New downstairs neighbors are in and the building is now fully occupied. I think they're going to work out ok. It would be a shame to loose the loose, friendly, open-door atmosphere we've got.

August 20th Dr. Thompson Says

"The music business is a cruel and shallow money trench, a long plastic hallway where thieves and pimps run free, and good men die like dogs. There's also a negative side."

Right on, Duke.

August 19th More of the Same

Checked out the hipster bluegrass tonight. Goes down every night in Williamsburg at the Stinger. The first band was better, more authentic twang. The latter band had too much lead-singer ego. Plus they played lots of traditional spirituals and you got the sense that the dude singin' wasn't really a religious fellah, just in it for the pathos, another phony. Great fiddle though. Made eyes with somebody's girlfriend in next booth over and talked with Frank about our respective works, his parents and my class prejudices. Returned home and made a mint julep to ease the evening along.

Starting with the politics already. From a NYT article on the recently discovery of Al'Quida video archives by a CNN reporter:

Asked why the C.I.A. failed to obtain the archive before CNN, Bill Harlow, the agency's spokesman, replied, "There are more of them in Afghanistan than there are of us, and they are paid better."

Nice to see we're all on the ball over there at Central Intelligence. When did government become synonimous with half-assed jobs and beureaucratic bloat? We don't need smaller government, we need more committed government.

Pessimistic question for the day: why are people seemingly more willing to manipulate others than to communicate? What do we really have to loose?

Optomistic observation (balance that ying, brah): the hungrier you are, the better the meal.
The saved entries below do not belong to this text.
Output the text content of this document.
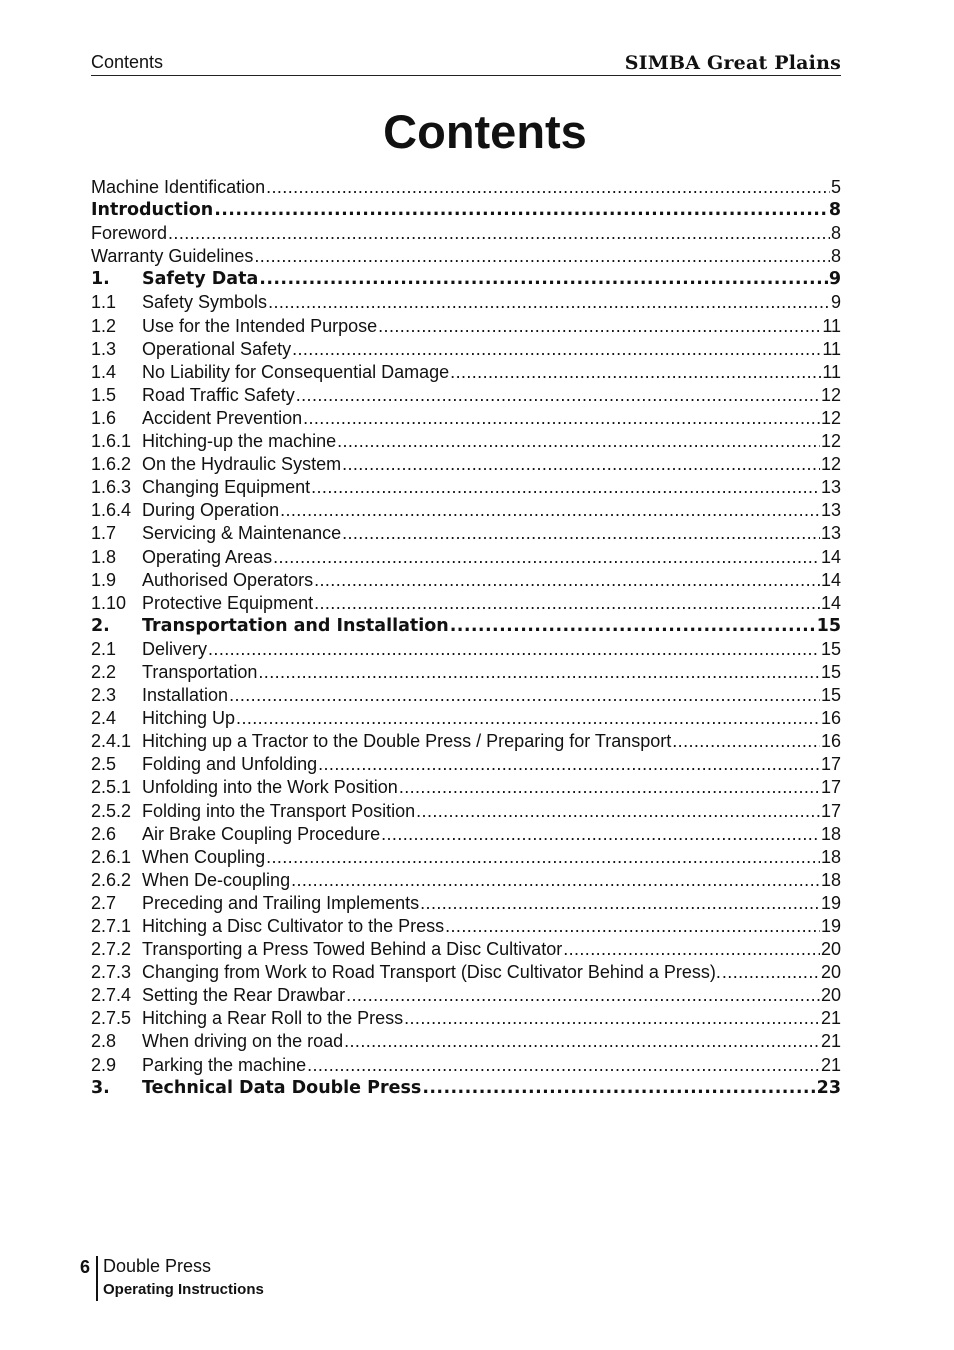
Contents	SIMBA Great Plains
Contents
Machine Identification .....	5
Introduction .....	8
Foreword .....	8
Warranty Guidelines .....	8
1.	Safety Data .....	9
1.1	Safety Symbols .....	9
1.2	Use for the Intended Purpose .....	11
1.3	Operational Safety .....	11
1.4	No Liability for Consequential Damage .....	11
1.5	Road Traffic Safety .....	12
1.6	Accident Prevention .....	12
1.6.1 Hitching-up the machine .....	12
1.6.2 On the Hydraulic System .....	12
1.6.3 Changing Equipment .....	13
1.6.4 During Operation .....	13
1.7	Servicing & Maintenance .....	13
1.8	Operating Areas .....	14
1.9	Authorised Operators .....	14
1.10 Protective Equipment .....	14
2.	Transportation and Installation .....	15
2.1	Delivery .....	15
2.2	Transportation .....	15
2.3	Installation .....	15
2.4	Hitching Up .....	16
2.4.1 Hitching up a Tractor to the Double Press / Preparing for Transport .....	16
2.5	Folding and Unfolding .....	17
2.5.1 Unfolding into the Work Position .....	17
2.5.2 Folding into the Transport Position .....	17
2.6	Air Brake Coupling Procedure .....	18
2.6.1 When Coupling .....	18
2.6.2 When De-coupling .....	18
2.7	Preceding and Trailing Implements .....	19
2.7.1 Hitching a Disc Cultivator to the Press .....	19
2.7.2 Transporting a Press Towed Behind a Disc Cultivator .....	20
2.7.3 Changing from Work to Road Transport (Disc Cultivator Behind a Press). .....	20
2.7.4 Setting the Rear Drawbar .....	20
2.7.5 Hitching a Rear Roll to the Press .....	21
2.8	When driving on the road .....	21
2.9	Parking the machine .....	21
3.	Technical Data Double Press .....	23
6 Double Press
Operating Instructions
August 18th Cooking, Biking, Telling the Truth

New content: finally finished the old Ren Fayre writeup. You can jump to the Final Installment, or start at the beginning. I reviewed the piece as a whole and made a few editorial corrections. In general, the style is a little too superficially diary-like for my taste. It either should delve more into my experience there, deeper, more personal, or else it should rise above me and my petty existence, be more about the event and what it means independent of me. I'll keep that in mind next time.

Last night a languid slide into luxuriant American excess. After biking with Frank through some not entirely unpleasant summer rain to get supplies, we made huge tasty steaks and drank mint juleps in the back yard, talking about guns and war and other manly things. Later on, we went to the Lyric so as to get out of the house and experience the neighborhood. It's a nice bar with a good pool table. The manager, Carrie, is friendly and energetic. It was a party for some friends of her's, so they had DJs with some interesting tunes. A well timed "Mountain Song" prompted me to bang Gnutella and unearth Jane's Addiction today, confirming ever more my sensation that today's music industry is a stew of mediocrity, and there was cake and food to go with beer too. We drank Brooklyn Lager, Jeremy and Wes made funny inside-joke drawings on napkins, and I peered around the room in a lazy lustful haze, reflecting on the differences between this summer and last. So far, food and bike have been done. Now for truth.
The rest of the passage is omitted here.